Hollywood in the 1950s was a mosaic of studios, each with its own stable of stars that churned out movies with machine-like efficiency. Written and directed by Joel Coen and Ethan Coen, Hail, Caesar!, an exuberant satire of that cinematic era, has installed an unlikely human hub at the center of it all.
Eddie Mannix (Josh Brolin) is many things. As an executive of Capitol Pictures Studios, he’s a fixer of potential scandals, casting deal maker and celebrity wrangler. In his personal life, he’s a devout Catholic – his substitute for the not-yet-invented smart phone? Rosary beads – and so filled with scruples and indecision about a juicy new job offer that even his confessor grows weary of giving him penance.
As the “head of physical production,” Eddie’s daily task list is a by-the-clock attempt to extinguish simultaneously burning fires. We’re not wrong to think these functions will ultimately help him figure out whether to resign from the studio. But, because these fiery emergencies spring from the clever minds of the Coen brothers, we don’t want them to be doused.
The incendiary event is the kidnapping – by a group of salon-type Communists – of Capitol’s biggest star, handsome but dimwitted Baird Whitlock (George Clooney), the featured actor in the studio’s ecumenical and toga-ridden religious offering, “Hail, Caesar!
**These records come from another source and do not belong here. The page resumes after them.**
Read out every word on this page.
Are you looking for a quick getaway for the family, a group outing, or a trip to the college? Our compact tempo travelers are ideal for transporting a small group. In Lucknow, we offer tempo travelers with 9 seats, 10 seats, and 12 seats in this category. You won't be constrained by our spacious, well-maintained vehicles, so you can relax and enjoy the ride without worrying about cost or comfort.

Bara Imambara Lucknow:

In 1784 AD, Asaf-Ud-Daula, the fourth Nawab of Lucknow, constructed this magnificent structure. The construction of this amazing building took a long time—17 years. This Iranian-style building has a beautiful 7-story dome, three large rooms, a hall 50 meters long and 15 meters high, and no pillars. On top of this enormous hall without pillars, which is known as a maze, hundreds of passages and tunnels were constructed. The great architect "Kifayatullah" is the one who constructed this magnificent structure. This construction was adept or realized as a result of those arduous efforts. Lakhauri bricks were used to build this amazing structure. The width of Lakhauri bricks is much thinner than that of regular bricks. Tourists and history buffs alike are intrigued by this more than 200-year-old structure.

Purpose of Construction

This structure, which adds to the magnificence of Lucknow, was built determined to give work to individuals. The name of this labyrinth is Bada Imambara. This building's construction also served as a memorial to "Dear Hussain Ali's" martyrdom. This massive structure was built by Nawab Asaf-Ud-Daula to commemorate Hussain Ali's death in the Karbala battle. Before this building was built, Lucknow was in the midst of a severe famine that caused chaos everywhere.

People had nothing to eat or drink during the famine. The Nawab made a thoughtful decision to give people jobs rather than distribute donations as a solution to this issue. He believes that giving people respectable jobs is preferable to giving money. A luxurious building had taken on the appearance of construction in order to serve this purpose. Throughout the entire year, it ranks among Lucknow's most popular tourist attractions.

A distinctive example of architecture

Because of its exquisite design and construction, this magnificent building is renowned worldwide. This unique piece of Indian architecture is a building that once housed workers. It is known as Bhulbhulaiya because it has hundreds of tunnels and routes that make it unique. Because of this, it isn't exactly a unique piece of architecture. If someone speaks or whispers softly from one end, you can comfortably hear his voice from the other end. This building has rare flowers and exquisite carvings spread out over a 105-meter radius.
A Tale of the Christ.”
While keeping on top of Baird’s disappearance, Eddie’s other activities require his crossing paths with pregnant aquatic star DeeAnna (Scarlett Johansson), a mensch (Jonah Hill), a crooning cowboy (Alden Ehrenreich) unable to please a touchy director (Ralph Fiennes), twin gossip columnists (Tilda Swinton), and the studio’s song-and-dance dreamboat (Channing Tatum).
The heart of the Coens’ film is the overlap of archetypal Neptune, which rules seduction and deceit, and reality-tethered Saturn, representing the sordid truths that studios are desperate to keep hidden from the rest of humanity. It’s the Eddies of the world who prop up the business of Hollywood: mounting beautiful lies by preserving shiny veneers. In a clever contrast, the company courting Eddie is Lockheed, involved in different types of wartime atrocities, whose representative states, “Aviation is serious,” assuring his potential hire he’d no longer be “babysitting oddballs and misfits.”
DeeAnna, the swim goddess who’s armed with a trident and is no stranger to mermaid costumes, is as close to underwater, fuzzed-out Neptune as one can get until, in the end, she becomes a realistic problem solver. Tinseltown, the Coens seem to suggest, is everyone’s head trip until it’s not.
Archetype: Art: the Beautiful Lie. Entertainment.